Kemajuan teknologi saat ini pun ternyata semakin mendukung kemampuan kita untuk multitasking. Kita dapat dengan cepat berpindah dari satu layar ke layar lain di komputer kita. Dengan mudah kita dapat berkomunikasi kapan saja melalui perangkat smartphones sehingga sambil di kantor pun kita tetap dapat mengawasi aktivitas anak-anak di rumah. Namun, apakah semuanya ini benar-benar mampu meningkatkan produktivitas kita? Kita seolah berada di belantara hyperlink dan distraksi, sementara penugasan tetap membutuhkan fokus, spesifik dan bertenggat waktu.

Sebuah studi mempublikasikan bahwa saat sekarang mahasiswa menggunakan seperlima waktunya di kelas untuk menggunakan ponselnya dan melakukan hal yang tidak berhubungan dengan pelajarannya. Fenomena multitasking yang dulu dianggap super penting ternyata sekarang ini tidak lepas dari distraksi, manajemen waktu yang kacau, dan produktivitas yang menurun.

Studi lain juga mendapatkan bahwa kecenderungan warga digital sekarang ini untuk berpindah dari satu media ke yang lain dalam hitungan menit akan mengurangi intensitas emosi terhadap topik yang sedang diserap. Studi lain menunjukkan bahwa karyawan yang menghadapi komputernya ternyata hanya bisa mengarahkan perhatiannya maksimal 11 menit, untuk kemudian mengalihkan perhatiannya kepada hal lain. Padahal, sekali beralih ia membutuhkan sekitar 25 menit untuk memfokuskan dirinya kembali ke pekerjaan yang sedang digarap tersebut. Di sinilah letak pemborosan waktu yang sering tidak kita sadari.

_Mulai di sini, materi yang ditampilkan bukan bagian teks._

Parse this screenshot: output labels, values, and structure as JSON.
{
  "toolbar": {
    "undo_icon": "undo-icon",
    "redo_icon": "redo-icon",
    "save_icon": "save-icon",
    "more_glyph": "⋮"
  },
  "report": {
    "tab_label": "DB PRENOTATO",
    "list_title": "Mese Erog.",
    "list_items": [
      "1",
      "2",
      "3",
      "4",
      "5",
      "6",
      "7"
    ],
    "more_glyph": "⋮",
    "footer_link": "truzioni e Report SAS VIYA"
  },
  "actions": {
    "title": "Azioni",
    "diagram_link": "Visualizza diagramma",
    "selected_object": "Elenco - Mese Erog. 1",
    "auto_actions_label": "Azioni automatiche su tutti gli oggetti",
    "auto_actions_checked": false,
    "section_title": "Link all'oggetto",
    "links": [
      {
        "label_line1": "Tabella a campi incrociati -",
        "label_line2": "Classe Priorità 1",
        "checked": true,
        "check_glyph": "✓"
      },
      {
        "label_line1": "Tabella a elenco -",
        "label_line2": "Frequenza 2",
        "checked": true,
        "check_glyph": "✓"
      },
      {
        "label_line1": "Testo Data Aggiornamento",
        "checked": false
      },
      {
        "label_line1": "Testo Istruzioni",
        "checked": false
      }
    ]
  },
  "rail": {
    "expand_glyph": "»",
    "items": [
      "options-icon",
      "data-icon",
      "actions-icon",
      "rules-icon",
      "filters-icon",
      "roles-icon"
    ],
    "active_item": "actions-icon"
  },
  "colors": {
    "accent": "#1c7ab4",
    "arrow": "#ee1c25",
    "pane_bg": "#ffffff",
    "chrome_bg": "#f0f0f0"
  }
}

Namun demikian, seperti halnya dalam dunia kedokteran, kita sering membunuh kuman dengan kuman lain. Kita menemukan pelbagai perangkat lunak yang dibuat untuk memacu produktivitas. Kita mempercepat komunikasi dengan adanya perangkat komunikasi tertulis di kantong kita. Dengan mudah kita bisa mengkoreksi, menghapus bisa membantu menerjemahkan bahasa baik lisan maupun tulisan. “Bekerja dari rumah” sudah menjadi kenyataan, dan sangat menghemat waktu perjalanan yang bisa dimanfaatkan untuk pengembangan lain.

Jadi, mengapa kita mengeluh? Kita mengeluh karena penggunaan teknologi yang sering counter-produktif. Kita menggunakan perangkat yang ada di pasaran, dengan harga yang sangat terjangkau, namun ternyata kita tetap tidak merasakan efisiensi dan efektivitas yang optimal. Banyak hal yang dulu tidak mungkin kita lakukan di tempat kerja, sekarang kita biarkan untuk menginterupsi kita.

Konsep waktu

Pernahkah kita menyadari bahwa waktu adalah satu-satunya sumberdaya yang tidak bisa kita sia-siakan? Orang bisa kehilangan uang, tetapi di saat lain ia bisa mendapatkan kembali, misalnya dengan bekerja lebih keras atau menang undian. Orang juga bisa kehilangan mitra kerja yang sangat cocok dan dipercaya, tetapi di saat lain ia bahkan bisa menemukan yang lebih baik. Tetapi, bila kita kehilangan satu jam sehari, bisakah kita mendapatkannya kembali?

Setiap hari terdiri dari 24 jam, tidak kurang tidak lebih. Perhatian dan produktivitas kita hanya bisa kita pertahankan selama maksimum 6 jam. Ini kenyataan. Namun, banyak dari kita yang tidak menyikapi kenyataan ini secara serius.  Kita membagi perhatian terhadap begitu banyak hal akhir-akhir ini. Kita dibanjiri oleh pengetahuan dan mempunyai akses ke begitu banyak peningkatan ketrampilan, tetapi tidak banyak yang memikirkan manajemen waktunya.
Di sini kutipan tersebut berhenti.